Latent Semantic Analysis of U.S. Presidential Inaugural Addresses
View Code & DetailsNatural language processing project analyzing presidential speeches from 1789 to 2005 using TF-IDF and SVD
This project explores how American presidential rhetoric has evolved over time by analyzing inaugural addresses from 1789 to 2005 using advanced natural language processing techniques.
Methodology:
Using Python tools including BeautifulSoup, TF-IDF vectorization, and Singular Value Decomposition (SVD), this analysis uncovers hidden themes and patterns in presidential communication:
• Data Collection - Scrapes presidential speeches from Project Gutenberg • Text Processing - Builds term-document matrices using TF-IDF weighting • Dimensionality Reduction - Applies SVD to identify latent semantic themes • Visualization - Maps speeches in 2D semantic space to reveal relationships
Key Findings:
The analysis identified ten major rhetorical themes that shaped presidential discourse:
- Formal governmental structure and constitutional frameworks
- Foundational principles and democratic ideals
- Economic policy and industrial development
- Foreign affairs and military matters
- Civil War era and religious appeals
- Enlightenment philosophy and early republicanism
- Democratic institutions and slavery debates
- Revolutionary concepts and national identity
- Democratic foundations and citizen participation
- Economic rhetoric and monetary policy
Technical Implementation:
The complete analysis pipeline runs in a single Jupyter notebook, handling everything from data acquisition to final visualization.
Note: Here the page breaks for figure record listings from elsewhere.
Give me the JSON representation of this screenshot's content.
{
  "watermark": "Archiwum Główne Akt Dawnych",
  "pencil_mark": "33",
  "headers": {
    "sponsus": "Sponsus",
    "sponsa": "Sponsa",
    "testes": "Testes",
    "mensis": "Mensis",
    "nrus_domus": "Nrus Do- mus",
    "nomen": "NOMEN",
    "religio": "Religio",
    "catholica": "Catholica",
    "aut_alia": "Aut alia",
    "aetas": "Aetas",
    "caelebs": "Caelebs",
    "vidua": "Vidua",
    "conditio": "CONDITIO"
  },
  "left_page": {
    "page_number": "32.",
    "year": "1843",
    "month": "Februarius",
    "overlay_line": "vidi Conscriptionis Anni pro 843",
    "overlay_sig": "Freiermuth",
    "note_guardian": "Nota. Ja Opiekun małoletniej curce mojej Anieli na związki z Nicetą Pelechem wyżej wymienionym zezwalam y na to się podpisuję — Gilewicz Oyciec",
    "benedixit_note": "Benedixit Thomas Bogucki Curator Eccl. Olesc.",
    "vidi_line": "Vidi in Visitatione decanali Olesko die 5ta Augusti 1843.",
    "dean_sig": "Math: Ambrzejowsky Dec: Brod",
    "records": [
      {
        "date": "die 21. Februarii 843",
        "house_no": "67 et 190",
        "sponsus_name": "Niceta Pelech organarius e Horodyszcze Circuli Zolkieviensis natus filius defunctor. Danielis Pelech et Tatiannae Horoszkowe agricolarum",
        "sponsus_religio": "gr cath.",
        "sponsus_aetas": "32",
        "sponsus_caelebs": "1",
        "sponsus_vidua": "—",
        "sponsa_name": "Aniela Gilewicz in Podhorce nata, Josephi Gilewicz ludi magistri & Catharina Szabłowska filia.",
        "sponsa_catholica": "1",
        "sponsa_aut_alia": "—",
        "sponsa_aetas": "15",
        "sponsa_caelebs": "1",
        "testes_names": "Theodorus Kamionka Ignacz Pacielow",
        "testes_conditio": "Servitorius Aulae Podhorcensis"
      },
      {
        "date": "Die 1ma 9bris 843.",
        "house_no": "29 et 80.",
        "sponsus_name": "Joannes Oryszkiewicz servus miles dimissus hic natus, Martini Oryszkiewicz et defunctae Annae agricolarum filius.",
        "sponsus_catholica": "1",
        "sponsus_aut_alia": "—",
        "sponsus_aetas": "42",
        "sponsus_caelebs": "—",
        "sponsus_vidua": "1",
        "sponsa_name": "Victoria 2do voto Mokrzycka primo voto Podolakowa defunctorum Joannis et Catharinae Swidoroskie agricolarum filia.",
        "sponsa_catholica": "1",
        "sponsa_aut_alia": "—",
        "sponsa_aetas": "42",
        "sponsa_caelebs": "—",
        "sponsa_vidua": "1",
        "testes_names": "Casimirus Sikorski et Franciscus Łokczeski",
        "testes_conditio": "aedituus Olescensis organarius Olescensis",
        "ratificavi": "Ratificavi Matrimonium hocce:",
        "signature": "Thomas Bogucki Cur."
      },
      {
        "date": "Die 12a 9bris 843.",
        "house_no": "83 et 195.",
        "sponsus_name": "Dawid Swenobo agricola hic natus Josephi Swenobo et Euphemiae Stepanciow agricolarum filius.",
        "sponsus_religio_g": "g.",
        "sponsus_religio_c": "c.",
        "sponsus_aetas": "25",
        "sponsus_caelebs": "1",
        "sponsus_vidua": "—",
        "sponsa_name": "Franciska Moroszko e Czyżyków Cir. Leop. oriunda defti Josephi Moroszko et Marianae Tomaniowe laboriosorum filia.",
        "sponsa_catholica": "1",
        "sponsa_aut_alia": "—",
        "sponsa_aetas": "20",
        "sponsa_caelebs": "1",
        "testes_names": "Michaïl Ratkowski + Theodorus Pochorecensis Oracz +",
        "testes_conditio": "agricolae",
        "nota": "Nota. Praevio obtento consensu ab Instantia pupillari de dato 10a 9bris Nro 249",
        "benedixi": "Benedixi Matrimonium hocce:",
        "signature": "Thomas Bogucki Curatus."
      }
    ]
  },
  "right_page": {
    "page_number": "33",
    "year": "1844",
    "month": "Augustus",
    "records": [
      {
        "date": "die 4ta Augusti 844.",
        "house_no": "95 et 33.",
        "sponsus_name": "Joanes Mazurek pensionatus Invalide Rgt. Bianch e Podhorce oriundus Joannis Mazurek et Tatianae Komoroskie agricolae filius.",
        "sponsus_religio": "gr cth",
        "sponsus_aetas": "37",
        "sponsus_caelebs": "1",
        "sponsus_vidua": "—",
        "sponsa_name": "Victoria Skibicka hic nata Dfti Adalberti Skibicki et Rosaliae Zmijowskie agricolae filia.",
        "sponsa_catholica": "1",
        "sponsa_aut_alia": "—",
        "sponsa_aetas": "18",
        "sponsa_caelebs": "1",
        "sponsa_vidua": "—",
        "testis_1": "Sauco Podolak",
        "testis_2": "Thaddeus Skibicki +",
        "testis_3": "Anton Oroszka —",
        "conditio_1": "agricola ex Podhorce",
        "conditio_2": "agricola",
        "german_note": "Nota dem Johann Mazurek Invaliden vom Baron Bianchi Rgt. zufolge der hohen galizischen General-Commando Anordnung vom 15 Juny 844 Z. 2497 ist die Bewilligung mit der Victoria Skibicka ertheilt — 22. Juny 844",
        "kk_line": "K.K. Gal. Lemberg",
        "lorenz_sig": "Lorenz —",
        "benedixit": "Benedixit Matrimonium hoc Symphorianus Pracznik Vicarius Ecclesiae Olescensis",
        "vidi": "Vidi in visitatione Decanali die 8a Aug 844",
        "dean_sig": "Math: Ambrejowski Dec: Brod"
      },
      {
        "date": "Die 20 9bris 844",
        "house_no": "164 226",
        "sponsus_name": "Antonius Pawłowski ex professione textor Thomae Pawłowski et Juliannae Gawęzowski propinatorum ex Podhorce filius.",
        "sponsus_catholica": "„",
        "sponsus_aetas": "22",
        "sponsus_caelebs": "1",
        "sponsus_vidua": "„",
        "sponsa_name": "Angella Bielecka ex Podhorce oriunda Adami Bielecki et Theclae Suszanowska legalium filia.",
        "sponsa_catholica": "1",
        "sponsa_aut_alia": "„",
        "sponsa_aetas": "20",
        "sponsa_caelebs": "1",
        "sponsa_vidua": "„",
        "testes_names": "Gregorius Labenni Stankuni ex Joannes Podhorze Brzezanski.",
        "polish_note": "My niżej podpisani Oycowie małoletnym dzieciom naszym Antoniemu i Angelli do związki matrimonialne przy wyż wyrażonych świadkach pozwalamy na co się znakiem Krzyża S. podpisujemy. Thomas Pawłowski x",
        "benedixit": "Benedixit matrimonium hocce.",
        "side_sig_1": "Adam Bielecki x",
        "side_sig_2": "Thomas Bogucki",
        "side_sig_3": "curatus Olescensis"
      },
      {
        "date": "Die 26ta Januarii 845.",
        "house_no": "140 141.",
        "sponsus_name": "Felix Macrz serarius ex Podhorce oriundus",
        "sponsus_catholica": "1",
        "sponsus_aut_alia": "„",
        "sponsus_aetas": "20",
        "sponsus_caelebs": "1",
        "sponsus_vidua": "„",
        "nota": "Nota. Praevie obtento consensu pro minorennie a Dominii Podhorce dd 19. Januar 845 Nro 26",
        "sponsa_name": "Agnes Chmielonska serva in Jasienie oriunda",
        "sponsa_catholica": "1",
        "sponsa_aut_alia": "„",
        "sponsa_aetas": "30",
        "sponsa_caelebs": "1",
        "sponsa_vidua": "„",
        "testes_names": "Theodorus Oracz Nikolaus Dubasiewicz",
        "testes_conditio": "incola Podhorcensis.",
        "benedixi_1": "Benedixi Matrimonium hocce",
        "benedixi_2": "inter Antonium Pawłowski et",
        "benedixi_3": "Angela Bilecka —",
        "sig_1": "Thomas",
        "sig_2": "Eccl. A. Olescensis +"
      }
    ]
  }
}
This integrated approach ensures reproducibility and transparency in the analytical process.
Historical Insights:
By tracking how these themes emerge, fade, and interact across different presidential administrations, we can observe the evolution of American political discourse and the changing priorities of the nation.
This analysis demonstrates the power of computational linguistics to reveal patterns in historical texts that might otherwise remain hidden to traditional reading methods.